A cloture vote takes 60 senators to pass -- Democrats have 59 senators in their caucus and would need one Republican to cross over.

"As far as I can tell, the only thing Republicans stand for is standing together," Reid said on the Senate floor Monday afternoon. "But a party that stands with Wall Street is a party that stands against families and against fairness."

Polls show Americans are moving toward supporting tighter controls on financial institutions, and freshman Democrats have told leadership they want this kind of confrontation with Republicans.

A senior Senate leadership aide told Fox News that Democrats will continue to ask for the approval of all members to start debate on the package Monday as a way to further highlight what they say is Republican obstructionism.

The legislation is the most sweeping effort to rein in financial institutions since the Great Depression. Aimed at avoiding a recurrence of the near collapse of the financial system in 2008, it would create a mechanism for liquidating large firms that get into trouble, set up a council to detect systemwide financial threats and establish a consumer protection agency to police lending.

The legislation also would require derivatives, blamed for helping precipitate the meltdown, to be traded in open exchanges.

The House already passed its version of the legislation.

Senate Republican Leader Mitch McConnell on Friday blocked Democrats' efforts to bring the bill up for debate, setting up a vote Monday that will require 60 votes to move ahead. McConnell and Shelby said Sunday that without a deal with Dodd, all 41 Republican senators would vote to stall the start of debate.

But unlike the health care debate, public sentiment was not working in favor of Republicans.

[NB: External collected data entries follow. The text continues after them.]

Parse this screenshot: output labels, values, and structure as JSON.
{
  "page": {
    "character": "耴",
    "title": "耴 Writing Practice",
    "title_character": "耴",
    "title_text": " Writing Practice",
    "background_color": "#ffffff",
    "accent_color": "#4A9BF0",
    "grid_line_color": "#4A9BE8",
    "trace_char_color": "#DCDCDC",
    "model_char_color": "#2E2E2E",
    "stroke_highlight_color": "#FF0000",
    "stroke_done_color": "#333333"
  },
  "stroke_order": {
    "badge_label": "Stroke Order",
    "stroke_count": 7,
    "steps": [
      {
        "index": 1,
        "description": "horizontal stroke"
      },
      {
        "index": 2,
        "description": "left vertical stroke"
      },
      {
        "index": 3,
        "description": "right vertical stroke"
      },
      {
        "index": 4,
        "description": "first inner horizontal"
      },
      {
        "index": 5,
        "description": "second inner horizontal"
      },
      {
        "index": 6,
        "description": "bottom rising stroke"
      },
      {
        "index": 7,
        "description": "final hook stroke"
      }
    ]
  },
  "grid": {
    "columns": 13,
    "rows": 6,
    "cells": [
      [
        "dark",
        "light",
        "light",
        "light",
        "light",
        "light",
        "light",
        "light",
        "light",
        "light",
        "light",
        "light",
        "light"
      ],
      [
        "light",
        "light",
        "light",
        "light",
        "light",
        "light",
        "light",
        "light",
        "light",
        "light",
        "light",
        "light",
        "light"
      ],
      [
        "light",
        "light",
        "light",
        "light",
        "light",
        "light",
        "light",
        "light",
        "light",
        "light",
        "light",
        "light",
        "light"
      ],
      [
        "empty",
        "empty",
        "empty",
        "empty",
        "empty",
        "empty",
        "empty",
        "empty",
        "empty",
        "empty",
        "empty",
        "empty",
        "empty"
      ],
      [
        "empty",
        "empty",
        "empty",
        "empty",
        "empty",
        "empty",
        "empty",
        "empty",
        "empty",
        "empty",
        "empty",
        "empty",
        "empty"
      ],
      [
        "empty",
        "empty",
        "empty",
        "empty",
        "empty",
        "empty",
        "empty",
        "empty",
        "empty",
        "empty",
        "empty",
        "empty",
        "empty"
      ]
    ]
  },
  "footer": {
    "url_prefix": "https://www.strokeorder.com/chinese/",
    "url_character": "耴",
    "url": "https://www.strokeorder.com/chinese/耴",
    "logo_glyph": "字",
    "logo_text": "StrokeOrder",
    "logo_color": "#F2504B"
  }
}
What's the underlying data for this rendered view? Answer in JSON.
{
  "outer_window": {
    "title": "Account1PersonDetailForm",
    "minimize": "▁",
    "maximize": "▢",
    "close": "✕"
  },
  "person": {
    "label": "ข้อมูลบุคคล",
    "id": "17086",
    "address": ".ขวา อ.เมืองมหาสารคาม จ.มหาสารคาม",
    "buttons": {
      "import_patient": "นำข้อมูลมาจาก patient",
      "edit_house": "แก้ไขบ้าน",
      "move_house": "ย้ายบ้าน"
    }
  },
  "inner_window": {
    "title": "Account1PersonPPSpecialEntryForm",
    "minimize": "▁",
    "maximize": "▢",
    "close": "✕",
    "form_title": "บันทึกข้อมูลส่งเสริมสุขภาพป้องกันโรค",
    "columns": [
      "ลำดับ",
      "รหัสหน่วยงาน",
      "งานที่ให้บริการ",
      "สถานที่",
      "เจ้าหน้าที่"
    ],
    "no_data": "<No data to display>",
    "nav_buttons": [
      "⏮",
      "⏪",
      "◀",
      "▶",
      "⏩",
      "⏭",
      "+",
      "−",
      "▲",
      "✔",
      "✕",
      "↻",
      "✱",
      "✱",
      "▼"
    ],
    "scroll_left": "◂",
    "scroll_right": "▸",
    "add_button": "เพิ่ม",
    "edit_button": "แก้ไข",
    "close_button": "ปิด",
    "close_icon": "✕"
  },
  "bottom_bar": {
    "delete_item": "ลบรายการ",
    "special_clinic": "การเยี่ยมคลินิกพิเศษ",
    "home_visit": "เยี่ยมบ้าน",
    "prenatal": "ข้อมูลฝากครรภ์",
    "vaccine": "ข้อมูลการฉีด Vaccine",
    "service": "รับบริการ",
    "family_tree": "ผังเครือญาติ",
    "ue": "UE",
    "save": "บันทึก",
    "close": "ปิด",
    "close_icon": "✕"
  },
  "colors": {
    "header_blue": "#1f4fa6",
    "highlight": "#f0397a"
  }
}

On Sunday, Dodd agreed to toughen his overarching bill with stronger rules on derivatives, including one that had drawn objections from the Obama administration, according to a Democratic official familiar with the negotiations. Dodd entered into a tentative deal with Agriculture Committee Chairwoman Blanche Lincoln, D-Ark., to incorporate her committee's derivatives provisions into the broader regulatory legislation. At least two Republicans -- Sens. Charles Grassley of Iowa and Olympia Snowe of Maine -- are on record supporting Lincoln's derivatives package.

Derivatives are the complex securities blamed for helping precipitate the 2008 Wall Street crisis.

One of the most sweeping of Lincoln's restrictions would require banks to spin off their derivatives business into subsidiaries with a separate source of capital. Large banks fiercely opposed the provision. The Obama administration has called for banks to end trading in speculative securities but not to jettison operations that create derivatives markets for clients.

In yet another attempt to attract Republicans, Democrats appeared willing to jettison from the bill a $50 billion fund -- financed by large banks -- that would have been used to liquidate failing firms once considered "too big to fail." The fund has been one of the main targets of GOP criticism.

Democrats said the time had come to move on with the bill.

"Are we going to start the debate or are we going to shut it down and continue negotiating, negotiating, negotiating?" Sen. Sherrod Brown, D-Ohio, asked on ABC's "This Week" Sunday.

For now, Republicans are using the only leverage they have -- the threat of 41 unified votes -- to seek a bigger GOP imprint on the bill.

The impasse reflects differences over how to contain large, interconnected financial firms and how to liquidate them when they fail. But Democrats and Republicans also differed on how to protect consumers and how to set limits on previously unregulated exotic instruments such as derivatives.

Dodd has already incorporated a number of Republican ideas into his version of the bill following negotiations with Shelby and Republican Sen. Bob Corker of Tennessee. Democrats, particularly liberals, have become increasingly worried that a compromise with Shelby will limit their ability to amend the bill during floor debate.

The Associated Press contributed to this report.